Se deslizó por el pasillo a hurtadillas y se metió en la bañera incluso antes de que el agua se calentara. Abrió la boca y pescó todas las gotas de agua gélida que pudo. Sentía que estaba deshidratada. Le dolía todo el cuerpo, como si hubiera caminado cientos de kilómetros bajo un sol abrasador, así que la lluvia de agua fría era una bendición, aunque la hizo tiritar. Helena se miró los brazos y se percató de que tenía la piel de gallina. En ese instante le vino a la cabeza el río que había visto en su sueño, a lo lejos, justo antes de despertarse.
No lograba recordarlo con exactitud.
Se acordaba de haber sentido alivio, y lo único que podía hacerle sentir así en el páramo era una cosa.
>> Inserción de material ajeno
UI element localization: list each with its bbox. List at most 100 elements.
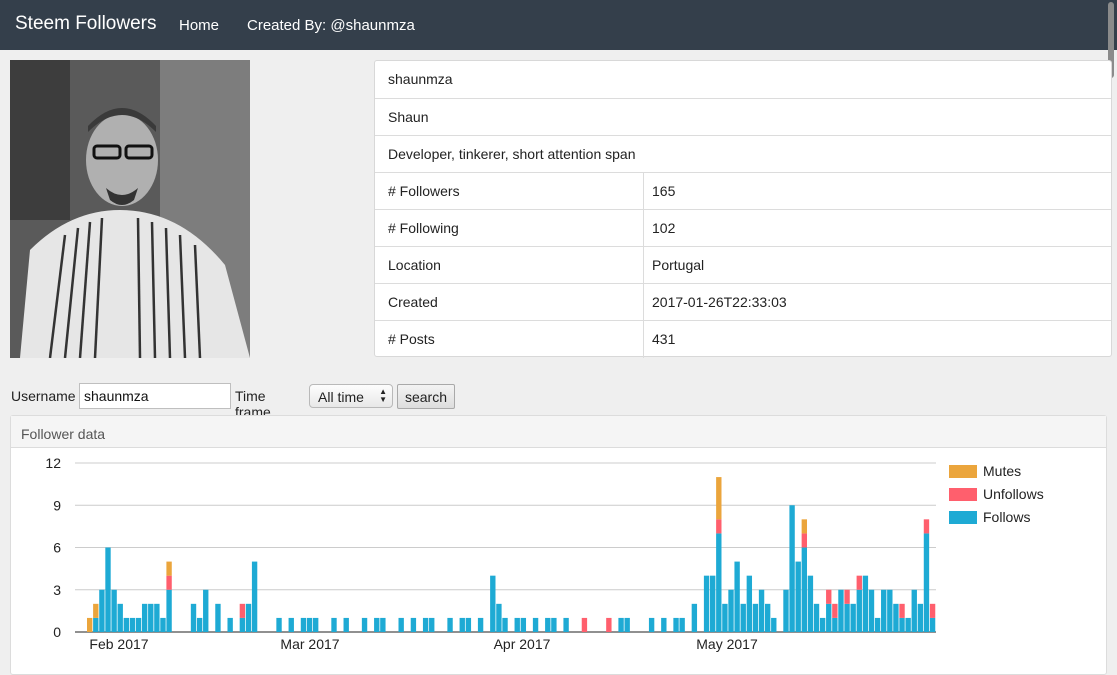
- follows-bar: [490, 575, 496, 632]
- follows-bar: [105, 547, 111, 632]
- username-input[interactable]: [79, 383, 231, 409]
- follows-bar: [661, 617, 667, 632]
- follows-bar: [740, 603, 746, 632]
- x-tick-label: Feb 2017: [89, 636, 148, 652]
- follows-bar: [929, 617, 936, 632]
- location-row: Location Portugal: [375, 246, 1111, 284]
- follows-bar: [99, 589, 105, 632]
- unfollows-bar: [929, 603, 936, 618]
- follows-bar: [624, 617, 630, 632]
- x-tick-label: Apr 2017: [494, 636, 551, 652]
- follows-bar: [141, 603, 148, 632]
- follows-bar: [673, 617, 679, 632]
- follows-bar: [850, 603, 856, 632]
- follows-bar: [826, 603, 832, 632]
- follows-bar: [361, 617, 368, 632]
- follows-bar: [465, 617, 472, 632]
- follows-bar: [789, 505, 795, 632]
- follows-bar: [300, 617, 307, 632]
- unfollows-bar: [716, 519, 722, 534]
- follows-bar: [154, 603, 160, 632]
- follows-bar: [160, 617, 166, 632]
- follows-bar: [722, 603, 728, 632]
- follows-bar: [813, 603, 820, 632]
- follows-bar: [117, 603, 123, 632]
- search-button[interactable]: search: [397, 384, 455, 409]
- follower-chart: 0 3 6 9 12 Feb 2017 Mar 2017 Apr 2017 May 2017 Mu…: [45, 455, 1044, 652]
- follows-bar: [398, 617, 404, 632]
- follows-bar: [844, 603, 850, 632]
- column-divider: [643, 173, 644, 210]
- follows-bar: [618, 617, 624, 632]
- follows-bar: [343, 617, 349, 632]
- profile-name-row: Shaun: [375, 98, 1111, 135]
- profile-username: shaunmza: [388, 71, 453, 87]
- legend-label: Follows: [983, 509, 1030, 525]
- follows-bar: [807, 575, 814, 632]
- follows-bar: [868, 589, 875, 632]
- nav-home-link[interactable]: Home: [179, 17, 219, 34]
- stat-label: # Followers: [388, 183, 460, 199]
- select-arrows-icon: ▲ ▼: [379, 387, 387, 404]
- follows-bar: [801, 547, 807, 632]
- profile-about-row: Developer, tinkerer, short attention spa…: [375, 135, 1111, 172]
- follows-bar: [532, 617, 539, 632]
- stat-label: Created: [388, 294, 438, 310]
- follows-bar: [758, 589, 765, 632]
- follows-bar: [306, 617, 313, 632]
- mutes-bar: [801, 519, 807, 534]
- column-divider: [643, 210, 644, 247]
- follower-data-panel: Follower data 0 3 6 9 12 Feb 2017 Mar 2017 Apr …: [10, 415, 1107, 675]
- nav-created-by-link[interactable]: Created By: @shaunmza: [247, 17, 415, 34]
- x-tick-label: May 2017: [696, 636, 758, 652]
- follows-bar: [710, 575, 716, 632]
- following-row: # Following 102: [375, 209, 1111, 247]
- follows-bar: [923, 533, 930, 632]
- unfollows-bar: [581, 617, 588, 632]
- follows-bar: [795, 561, 801, 632]
- follows-bar: [819, 617, 826, 632]
- mutes-bar: [93, 603, 99, 618]
- follows-bar: [166, 589, 172, 632]
- follows-bar: [917, 603, 924, 632]
- navbar: Steem Followers Home Created By: @shaunm…: [0, 0, 1117, 50]
- follows-bar: [563, 617, 569, 632]
- follows-bar: [190, 603, 197, 632]
- y-tick-label: 12: [45, 455, 61, 471]
- follows-bar: [251, 561, 258, 632]
- stat-label: # Posts: [388, 331, 435, 347]
- unfollows-bar: [844, 589, 850, 604]
- follows-bar: [752, 603, 759, 632]
- follows-bar: [679, 617, 685, 632]
- column-divider: [643, 247, 644, 284]
- username-label: Username: [11, 388, 76, 404]
- follows-bar: [196, 617, 203, 632]
- follows-bar: [129, 617, 136, 632]
- follows-bar: [691, 603, 698, 632]
- follows-bar: [856, 589, 862, 632]
- follows-bar: [111, 589, 117, 632]
- legend-swatch: [949, 488, 977, 501]
- follows-bar: [380, 617, 386, 632]
- unfollows-bar: [899, 603, 905, 618]
- follows-bar: [429, 617, 435, 632]
- follows-bar: [514, 617, 520, 632]
- follows-bar: [422, 617, 429, 632]
- follows-bar: [520, 617, 527, 632]
- unfollows-bar: [166, 575, 172, 590]
- mutes-bar: [87, 617, 93, 632]
- follows-bar: [832, 617, 838, 632]
- y-tick-label: 3: [53, 582, 61, 598]
- unfollows-bar: [832, 603, 838, 618]
- legend-label: Unfollows: [983, 486, 1044, 502]
- follows-bar: [288, 617, 294, 632]
- follows-bar: [551, 617, 557, 632]
- unfollows-bar: [239, 603, 246, 618]
- timeframe-select[interactable]: All time ▲ ▼: [309, 384, 393, 408]
- profile-about: Developer, tinkerer, short attention spa…: [388, 146, 636, 162]
- brand-link[interactable]: Steem Followers: [15, 13, 157, 35]
- follows-bar: [276, 617, 282, 632]
- follows-bar: [783, 589, 789, 632]
- follows-bar: [374, 617, 380, 632]
- unfollows-bar: [606, 617, 612, 632]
Agua. Sin embargo, no lograba recordar nada al respecto. ¿Cómo podía olvidarse de un río en un paisaje tan árido? Era algo impensable, así que dejó de pensar en ello.
No soportaba no poder hacerlo. Completamente desnuda, se apresuró a salir del baño sin tan siquiera haberse secado con una toalla y corrió hacia el tocador de su habitación. Cogió un lápiz de ojos de color verde que Claire se había olvidado la última vez que había pasado allí la noche y escribió «EL RÍO QUE NO PUEDO RECORDAR» en el espejo, por si acaso volvía a olvidarse. Después se vistió.
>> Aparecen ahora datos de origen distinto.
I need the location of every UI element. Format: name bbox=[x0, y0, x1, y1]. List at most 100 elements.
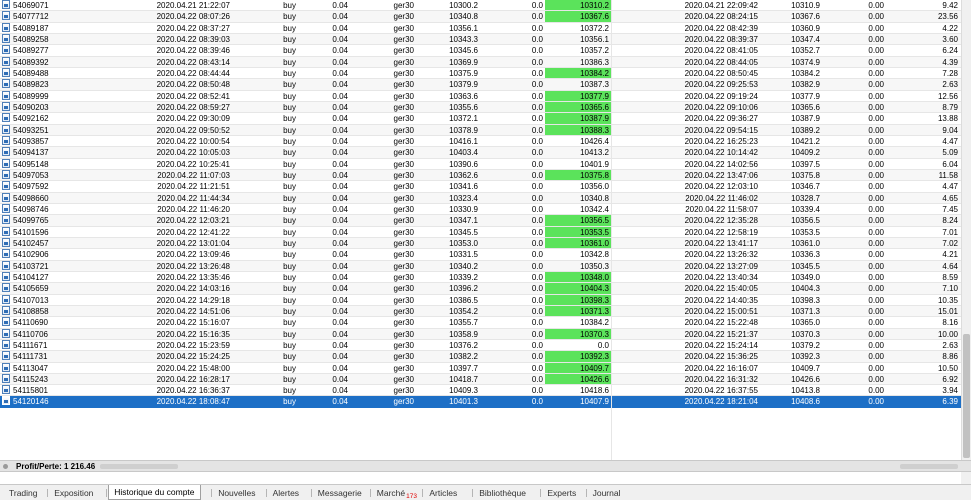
ticket-number: 54107013 bbox=[13, 295, 49, 305]
tab-exposition[interactable]: Exposition bbox=[49, 486, 98, 500]
table-row[interactable]: 54090203 2020.04.22 08:59:27 buy 0.04 ger30 1… bbox=[0, 101, 961, 114]
table-row[interactable]: 54089277 2020.04.22 08:39:46 buy 0.04 ger30 1… bbox=[0, 45, 961, 57]
tab-biblioth-que[interactable]: Bibliothèque bbox=[474, 486, 531, 500]
table-row[interactable]: 54101596 2020.04.22 12:41:22 buy 0.04 ger30 1… bbox=[0, 226, 961, 238]
type-cell: buy bbox=[283, 272, 296, 282]
table-row[interactable]: 54093857 2020.04.22 10:00:54 buy 0.04 ger30 1… bbox=[0, 135, 961, 148]
symbol-cell: ger30 bbox=[393, 374, 414, 384]
ticket-cell: 54101596 bbox=[0, 226, 90, 237]
volume-cell: 0.04 bbox=[332, 12, 348, 22]
document-icon bbox=[2, 283, 10, 293]
stop-loss-cell: 0.0 bbox=[531, 148, 543, 158]
close-time-cell: 2020.04.22 09:54:15 bbox=[684, 125, 758, 135]
table-row[interactable]: 54102457 2020.04.22 13:01:04 buy 0.04 ger30 1… bbox=[0, 237, 961, 250]
profit-cell: 7.02 bbox=[942, 238, 958, 248]
table-row[interactable]: 54093251 2020.04.22 09:50:52 buy 0.04 ger30 1… bbox=[0, 124, 961, 136]
close-time-cell: 2020.04.22 09:25:53 bbox=[684, 80, 758, 90]
table-row[interactable]: 54108858 2020.04.22 14:51:06 buy 0.04 ger30 1… bbox=[0, 305, 961, 318]
open-price-cell: 10382.2 bbox=[449, 352, 478, 362]
open-time-cell: 2020.04.22 08:44:44 bbox=[156, 68, 230, 78]
tab-separator bbox=[585, 489, 587, 497]
table-row[interactable]: 54077712 2020.04.22 08:07:26 buy 0.04 ger30 1… bbox=[0, 11, 961, 23]
table-row[interactable]: 54103721 2020.04.22 13:26:48 buy 0.04 ger30 1… bbox=[0, 260, 961, 272]
table-row[interactable]: 54115801 2020.04.22 16:36:37 buy 0.04 ger30 1… bbox=[0, 385, 961, 397]
resize-grip[interactable] bbox=[961, 472, 971, 484]
document-icon bbox=[2, 135, 10, 145]
document-icon bbox=[2, 67, 10, 77]
table-row[interactable]: 54089187 2020.04.22 08:37:27 buy 0.04 ger30 1… bbox=[0, 22, 961, 34]
table-row[interactable]: 54097053 2020.04.22 11:07:03 buy 0.04 ger30 1… bbox=[0, 169, 961, 182]
document-icon bbox=[2, 0, 10, 9]
open-time-cell: 2020.04.22 15:24:25 bbox=[156, 352, 230, 362]
table-row[interactable]: 54111731 2020.04.22 15:24:25 buy 0.04 ger30 1… bbox=[0, 351, 961, 363]
type-cell: buy bbox=[283, 204, 296, 214]
ticket-number: 54120146 bbox=[13, 397, 49, 407]
tab-separator bbox=[310, 489, 312, 497]
commission-cell: 0.00 bbox=[868, 216, 884, 226]
open-price-cell: 10358.9 bbox=[449, 329, 478, 339]
open-price-cell: 10347.1 bbox=[449, 216, 478, 226]
close-price-cell: 10382.9 bbox=[791, 80, 820, 90]
table-row[interactable]: 54102906 2020.04.22 13:09:46 buy 0.04 ger30 1… bbox=[0, 249, 961, 261]
table-row[interactable]: 54069071 2020.04.21 21:22:07 buy 0.04 ger30 1… bbox=[0, 0, 961, 12]
vertical-scrollbar[interactable] bbox=[961, 0, 971, 460]
stop-loss-cell: 0.0 bbox=[531, 12, 543, 22]
table-row[interactable]: 54089488 2020.04.22 08:44:44 buy 0.04 ger30 1… bbox=[0, 67, 961, 80]
table-row[interactable]: 54089823 2020.04.22 08:50:48 buy 0.04 ger30 1… bbox=[0, 79, 961, 91]
document-icon bbox=[2, 124, 10, 134]
open-time-cell: 2020.04.22 11:46:20 bbox=[157, 204, 230, 214]
tab-march[interactable]: Marché173 bbox=[372, 486, 422, 500]
table-row[interactable]: 54105659 2020.04.22 14:03:16 buy 0.04 ger30 1… bbox=[0, 283, 961, 295]
tab-trading[interactable]: Trading bbox=[4, 486, 43, 500]
close-price-cell: 10426.6 bbox=[791, 374, 820, 384]
symbol-cell: ger30 bbox=[393, 238, 414, 248]
open-price-cell: 10355.6 bbox=[449, 102, 478, 112]
close-price-cell: 10365.6 bbox=[791, 102, 820, 112]
tab-nouvelles[interactable]: Nouvelles bbox=[213, 486, 260, 500]
ticket-cell: 54089277 bbox=[0, 45, 90, 55]
ticket-cell: 54089823 bbox=[0, 79, 90, 89]
volume-cell: 0.04 bbox=[332, 182, 348, 192]
profit-cell: 3.94 bbox=[942, 386, 958, 396]
type-cell: buy bbox=[283, 306, 296, 316]
table-row[interactable]: 54095148 2020.04.22 10:25:41 buy 0.04 ger30 1… bbox=[0, 158, 961, 170]
symbol-cell: ger30 bbox=[393, 102, 414, 112]
table-row[interactable]: 54099765 2020.04.22 12:03:21 buy 0.04 ger30 1… bbox=[0, 215, 961, 227]
table-row[interactable]: 54113047 2020.04.22 15:48:00 buy 0.04 ger30 1… bbox=[0, 362, 961, 374]
stop-loss-cell: 0.0 bbox=[531, 295, 543, 305]
stop-loss-cell: 0.0 bbox=[531, 306, 543, 316]
symbol-cell: ger30 bbox=[393, 386, 414, 396]
table-row[interactable]: 54089999 2020.04.22 08:52:41 buy 0.04 ger30 1… bbox=[0, 90, 961, 102]
table-row-selected[interactable]: 54120146 2020.04.22 18:08:47 buy 0.04 ger30 1… bbox=[0, 396, 961, 408]
table-row[interactable]: 54115243 2020.04.22 16:28:17 buy 0.04 ger30 1… bbox=[0, 373, 961, 386]
scrollbar-thumb[interactable] bbox=[963, 334, 970, 458]
commission-cell: 0.00 bbox=[868, 57, 884, 67]
table-row[interactable]: 54089392 2020.04.22 08:43:14 buy 0.04 ger30 1… bbox=[0, 56, 961, 68]
table-row[interactable]: 54089258 2020.04.22 08:39:03 buy 0.04 ger30 1… bbox=[0, 33, 961, 46]
tab-journal[interactable]: Journal bbox=[588, 486, 626, 500]
tab-alertes[interactable]: Alertes bbox=[268, 486, 304, 500]
tab-historique-du-compte[interactable]: Historique du compte bbox=[108, 485, 201, 500]
table-row[interactable]: 54098746 2020.04.22 11:46:20 buy 0.04 ger30 1… bbox=[0, 203, 961, 216]
table-row[interactable]: 54107013 2020.04.22 14:29:18 buy 0.04 ger30 1… bbox=[0, 294, 961, 306]
tab-articles[interactable]: Articles bbox=[424, 486, 462, 500]
table-row[interactable]: 54092162 2020.04.22 09:30:09 buy 0.04 ger30 1… bbox=[0, 113, 961, 125]
stop-loss-cell: 0.0 bbox=[531, 238, 543, 248]
table-row[interactable]: 54104127 2020.04.22 13:35:46 buy 0.04 ger30 1… bbox=[0, 271, 961, 284]
close-time-cell: 2020.04.22 12:35:28 bbox=[684, 216, 758, 226]
table-row[interactable]: 54098660 2020.04.22 11:44:34 buy 0.04 ger30 1… bbox=[0, 192, 961, 204]
table-row[interactable]: 54111671 2020.04.22 15:23:59 buy 0.04 ger30 1… bbox=[0, 339, 961, 352]
table-row[interactable]: 54110706 2020.04.22 15:16:35 buy 0.04 ger30 1… bbox=[0, 328, 961, 340]
commission-cell: 0.00 bbox=[868, 102, 884, 112]
tab-experts[interactable]: Experts bbox=[542, 486, 581, 500]
document-icon bbox=[2, 362, 10, 372]
table-row[interactable]: 54097592 2020.04.22 11:21:51 buy 0.04 ger30 1… bbox=[0, 181, 961, 193]
close-price-cell: 10398.3 bbox=[791, 295, 820, 305]
type-cell: buy bbox=[283, 193, 296, 203]
close-price-cell: 10345.5 bbox=[791, 261, 820, 271]
table-row[interactable]: 54094137 2020.04.22 10:05:03 buy 0.04 ger30 1… bbox=[0, 147, 961, 159]
ticket-number: 54077712 bbox=[13, 12, 49, 22]
profit-loss-label: Profit/Perte: 1 216.46 bbox=[16, 462, 96, 471]
tab-messagerie[interactable]: Messagerie bbox=[313, 486, 367, 500]
table-row[interactable]: 54110690 2020.04.22 15:16:07 buy 0.04 ger30 1… bbox=[0, 317, 961, 329]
Empezaba a hacer frío y el aire era húmedo por la niebla. Se subió la cremallera de la chaqueta hasta la barbilla y se arrepintió de no haber cogido unos guantes. Mientras pedaleaba hacia la escuela, mantenía una mano en el bolsillo y la otra sobre el manillar y las intercambiaba cuando sentía que la mano del manillar se adormecía por el frío.
Cuando llegó al instituto atisbó a Lucas esperando en el aparcamiento. Estaba apoyado sobre un Audi que había visto en el garaje de la familia Delos, aunque esta era la primera vez que lo veía conducirlo. Eso le recordó lo estúpida que había sido al pensar que aquella noche, en su garaje, Lucas la besaría. Agachó la cabeza y fue corriendo hacia la puerta principal sin tan siquiera saludarle con la mano. Cuando pasó por delante de él, el muchacho abrió la boca para decir algo, pero enseguida se arrepintió y lo dejó correr.
Una vez que Helena llegó a la puerta, escuchó que Claire la llamaba desde detrás. Se detuvo y la esperó.
—¿Habéis discutido? —preguntó mirando de reojo a Lucas, que parecía abatido. Acto seguido, miró a Helena y, al percatarse de su terrible aspecto, soltó—: ¡Caramba! ¿Qué narices te ha pasado?
—No he dormido muy bien —balbuceó Helena.
—Tienes unas ojeras de espanto, Len. Parece que no hayas pegado ojo desde hace semanas —apuntó Claire, que se mostraba muy preocupada—. ¿Has llorado mucho?